The FTC is separately probing whether Musk should have notified the agencies, when he acquired a 9% stake in the company back in March. “The FTC generally doesn’t take action if it finds a notification failure was accidental. But the agency can seek fines of up to US$43,792 per day if the failure was flagrant or occurs repeatedly,” Bloomberg added.

Bloomberg Opinion columnist Matt Levine reckons that Musk could have little to no hurdle in his takeover of Twitter, in the US at least. “The actual regulatory apparatus around social media in the US doesn’t really do that. So I think that if he buys it and does whatever he wants with it, that’s no concern to US regulators. I’m less clear what the European situation is. They do like to meddle a little more,” he told The New Yorker in an interview recently. 

Not everyone shares the sentiment though. A US-based anti-monopoly, non-profit group known as Open Markets has urged the FTC to block the deal, arguing that it would give Musk too much control over free speech platforms. “Open Markets also believes the deal violates existing law, and that the Federal Communications Commission (FCC), the Department of Justice (DOJ), and the Federal Trade Commission (FTC) have ample authority to block it,” the group said in a statement.

For the group, the deal would give a single man who already wields immense political and economic power – direct control over one of the world’s most important platforms for public communications and debate. “Let’s be clear. Elon Musk’s effort to buy Twitter is not the only threat to free communications and debate in the US,” the group emphasized.
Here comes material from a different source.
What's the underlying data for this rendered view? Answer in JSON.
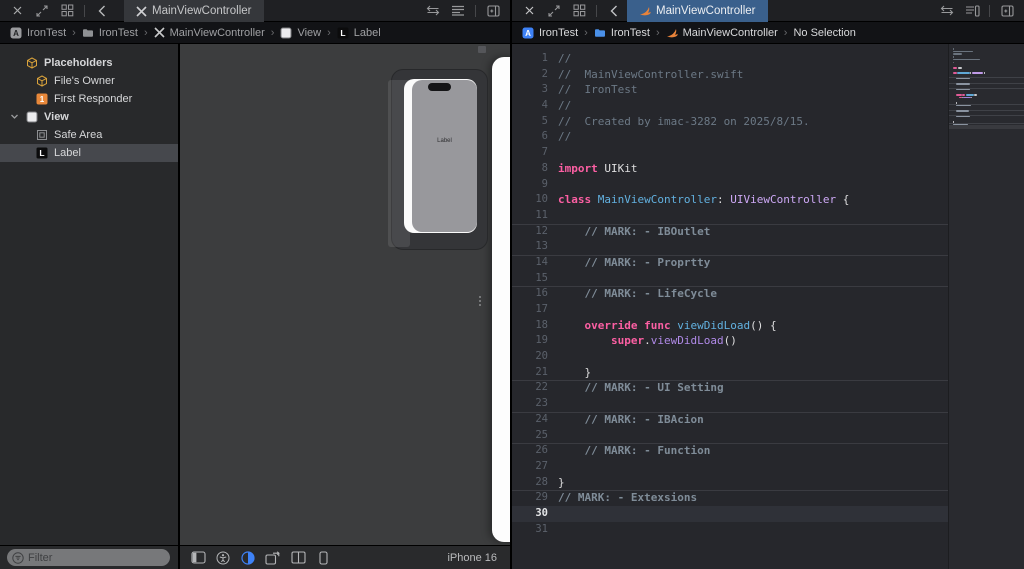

Considering how even the likes of Facebook, Google and Amazon have size, scope, and business models that pose a wide variety of often extreme threats to American democracy and the basic rights of citizens, Open Market reckons that both law enforcers and Congress should view this deal as an opportunity to firmly reestablish clear bans on any manipulation of communications, by modern essential platforms.

One thing for sure is that all that is happening between Twitter and Musk comes at the exact moment when everyone, from former President Barack Obama to EU lawmakers, are proposing holding social media platforms to a tougher standard on content moderation — not the more laissez-faire approach preferred by Musk. That said, if the billionaire actually abides by his promises on scrapping censorship, he would most certainly encounter a plethora of perplexing regulations, especially outside of the US.